7. Keluarga Berencana
Idealnya pasangan harus menunggu sekurang-kurangnya 2 tahun sebelum ibu hamil kembali. Setiap pasangan harus menentukan sendiri kapan dan bagaimana mereka ingin merencanakan tentang keluarganya.
Sebelum menggunakan metode KB hal-hal berikut sebaiknya dijelaskan dahulu kepada ibu:
a. Bagaiman metode ini dapat mencegah kehamilan dan efektifitasnya
b. Kelebihan/ keuntungan
c. Kekurangannya
d. Efek samping
e. Bagaimana menggunakan metode ini.
f. Kapan metode itu dapat mulai digunakan untuk wanita pasca salin yang menyusui
Jika seorang ibu telah memiliki metode KB tertentu, ada baiknya untuk bertemu dengannya lagi 2 minggu utuk mengetahui apakah ada yang ingin ditanyakan oleh ibu/ pasangan itu dan melihat apakah metode tersebut bekerja baik.

2.3 Manajemen Post Partum
1. Defenisi
Asuhan ibu postpartum adalah asuhan yang diberikan pada ibu segera setelah kelahiran, sampai 6 minggu setelah kelahiran.
2. Tujuan
Adapun tujuannya yaitu untuk memberikan asuhan yang adekuat dan terstandar pada ibu segera setelah melahirkan dengan memperhatikan riwayat selama kehamilan dalam persalinan dan keadaan segera setelah melahirkan agar terlaksananya asuhan segera/ rutin pada ibu post partum,di antarany
3. Pengkajian/ Pengumpulan data
Didasarkan pada data subjektif daan juga Objektif.
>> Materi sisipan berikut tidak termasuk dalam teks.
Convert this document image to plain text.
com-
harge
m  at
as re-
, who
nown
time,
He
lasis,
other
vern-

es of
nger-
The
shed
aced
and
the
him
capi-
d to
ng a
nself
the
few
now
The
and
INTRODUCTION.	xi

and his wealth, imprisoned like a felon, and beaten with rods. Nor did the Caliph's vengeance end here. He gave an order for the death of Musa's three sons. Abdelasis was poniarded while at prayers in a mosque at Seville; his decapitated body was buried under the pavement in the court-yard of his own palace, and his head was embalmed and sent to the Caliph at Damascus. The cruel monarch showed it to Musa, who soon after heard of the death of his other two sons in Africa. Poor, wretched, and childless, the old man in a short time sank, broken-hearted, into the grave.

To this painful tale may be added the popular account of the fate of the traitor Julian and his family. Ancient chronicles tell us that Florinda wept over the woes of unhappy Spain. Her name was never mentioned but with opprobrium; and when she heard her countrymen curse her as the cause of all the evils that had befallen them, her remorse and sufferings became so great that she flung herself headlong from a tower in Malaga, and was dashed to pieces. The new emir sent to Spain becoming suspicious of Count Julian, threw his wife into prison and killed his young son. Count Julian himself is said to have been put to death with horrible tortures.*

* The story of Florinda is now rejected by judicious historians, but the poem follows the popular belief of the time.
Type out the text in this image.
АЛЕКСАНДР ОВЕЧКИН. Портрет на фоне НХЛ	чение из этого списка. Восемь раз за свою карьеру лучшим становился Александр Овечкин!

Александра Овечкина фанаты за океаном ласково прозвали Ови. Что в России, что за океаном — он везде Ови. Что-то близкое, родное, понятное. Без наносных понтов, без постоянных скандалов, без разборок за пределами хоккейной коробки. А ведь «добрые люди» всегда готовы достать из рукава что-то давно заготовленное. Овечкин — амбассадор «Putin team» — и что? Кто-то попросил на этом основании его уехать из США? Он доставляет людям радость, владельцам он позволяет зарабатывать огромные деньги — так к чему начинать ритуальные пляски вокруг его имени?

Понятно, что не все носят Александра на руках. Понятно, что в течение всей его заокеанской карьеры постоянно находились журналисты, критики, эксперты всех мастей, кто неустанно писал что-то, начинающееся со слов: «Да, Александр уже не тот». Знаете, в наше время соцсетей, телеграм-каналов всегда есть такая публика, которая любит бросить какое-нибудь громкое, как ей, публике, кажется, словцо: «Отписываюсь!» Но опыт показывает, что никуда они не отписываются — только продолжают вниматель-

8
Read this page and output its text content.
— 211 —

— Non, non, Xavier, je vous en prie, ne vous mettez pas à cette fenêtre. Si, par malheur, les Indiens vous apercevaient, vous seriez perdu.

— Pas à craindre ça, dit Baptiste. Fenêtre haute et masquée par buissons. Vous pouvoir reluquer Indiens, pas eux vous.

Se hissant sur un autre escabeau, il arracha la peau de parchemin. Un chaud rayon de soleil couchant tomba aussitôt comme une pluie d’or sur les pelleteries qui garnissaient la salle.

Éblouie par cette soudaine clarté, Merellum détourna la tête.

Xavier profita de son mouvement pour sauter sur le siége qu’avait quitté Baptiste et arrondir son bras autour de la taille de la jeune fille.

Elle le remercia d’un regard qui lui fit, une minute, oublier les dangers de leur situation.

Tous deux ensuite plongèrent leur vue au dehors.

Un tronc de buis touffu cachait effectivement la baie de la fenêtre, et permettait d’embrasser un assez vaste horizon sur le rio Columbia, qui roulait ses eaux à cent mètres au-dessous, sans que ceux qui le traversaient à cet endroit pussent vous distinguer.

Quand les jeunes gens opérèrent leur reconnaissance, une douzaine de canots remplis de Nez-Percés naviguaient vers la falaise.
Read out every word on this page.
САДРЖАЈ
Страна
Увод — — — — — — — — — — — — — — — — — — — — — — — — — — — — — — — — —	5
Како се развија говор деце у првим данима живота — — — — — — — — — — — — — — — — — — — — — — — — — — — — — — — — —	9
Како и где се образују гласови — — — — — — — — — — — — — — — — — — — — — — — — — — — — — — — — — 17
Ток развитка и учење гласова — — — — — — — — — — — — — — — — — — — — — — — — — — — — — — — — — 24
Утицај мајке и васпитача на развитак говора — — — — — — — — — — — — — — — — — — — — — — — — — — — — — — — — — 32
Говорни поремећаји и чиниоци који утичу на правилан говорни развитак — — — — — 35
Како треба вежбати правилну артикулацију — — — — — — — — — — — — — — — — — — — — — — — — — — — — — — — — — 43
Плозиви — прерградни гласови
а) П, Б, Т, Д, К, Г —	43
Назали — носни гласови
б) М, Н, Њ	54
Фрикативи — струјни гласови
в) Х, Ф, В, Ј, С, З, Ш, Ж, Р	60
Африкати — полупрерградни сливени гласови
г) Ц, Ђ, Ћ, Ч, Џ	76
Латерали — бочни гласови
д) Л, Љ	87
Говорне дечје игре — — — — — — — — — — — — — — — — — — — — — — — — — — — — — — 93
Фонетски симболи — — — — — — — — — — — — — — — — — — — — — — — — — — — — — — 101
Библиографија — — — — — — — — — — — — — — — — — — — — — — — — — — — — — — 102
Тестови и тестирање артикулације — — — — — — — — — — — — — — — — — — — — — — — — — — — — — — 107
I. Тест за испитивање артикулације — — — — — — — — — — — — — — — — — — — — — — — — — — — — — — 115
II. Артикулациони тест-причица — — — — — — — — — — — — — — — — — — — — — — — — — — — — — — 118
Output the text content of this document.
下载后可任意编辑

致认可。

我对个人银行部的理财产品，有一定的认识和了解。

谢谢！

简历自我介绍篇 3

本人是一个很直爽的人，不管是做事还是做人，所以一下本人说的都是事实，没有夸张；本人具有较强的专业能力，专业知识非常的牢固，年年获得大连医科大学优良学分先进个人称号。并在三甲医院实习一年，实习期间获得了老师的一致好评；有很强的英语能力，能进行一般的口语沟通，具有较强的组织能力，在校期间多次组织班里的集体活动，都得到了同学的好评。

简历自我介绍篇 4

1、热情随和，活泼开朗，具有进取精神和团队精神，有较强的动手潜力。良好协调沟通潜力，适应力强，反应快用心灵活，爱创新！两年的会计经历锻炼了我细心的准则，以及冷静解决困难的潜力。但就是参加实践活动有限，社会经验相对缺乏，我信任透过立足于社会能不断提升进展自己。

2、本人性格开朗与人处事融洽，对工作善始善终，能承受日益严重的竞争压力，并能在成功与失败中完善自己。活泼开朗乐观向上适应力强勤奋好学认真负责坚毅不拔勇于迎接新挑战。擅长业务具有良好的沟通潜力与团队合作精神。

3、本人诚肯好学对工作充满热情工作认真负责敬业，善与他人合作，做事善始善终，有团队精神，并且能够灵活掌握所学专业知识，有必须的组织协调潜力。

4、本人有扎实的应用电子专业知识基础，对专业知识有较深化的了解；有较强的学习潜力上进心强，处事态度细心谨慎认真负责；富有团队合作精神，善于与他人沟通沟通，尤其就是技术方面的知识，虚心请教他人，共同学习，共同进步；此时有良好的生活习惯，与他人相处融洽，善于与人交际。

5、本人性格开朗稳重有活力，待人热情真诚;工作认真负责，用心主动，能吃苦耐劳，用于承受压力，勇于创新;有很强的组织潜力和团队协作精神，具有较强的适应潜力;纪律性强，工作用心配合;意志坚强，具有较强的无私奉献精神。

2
Data subjektif yaitu data yang didapatkan langsung daari pasien atau Pasien atau keluarganya langsung yang berbicara. Sedangkan data Objektif adalah data yang dihasilkan dari hasil pemeriksaan bidan atau tenaga kesehatan.
a. Melakukan pengkajian dgn mengumpulkan semua data yang dibutuhkan untuk mengevaluasi keadaan ibu.
b. Melakukan pemeriksaan awal post partum.
c. Meninjau catatan/ record pasien.
d. Menanyakan riwayat kesehatan & keluhan ibu.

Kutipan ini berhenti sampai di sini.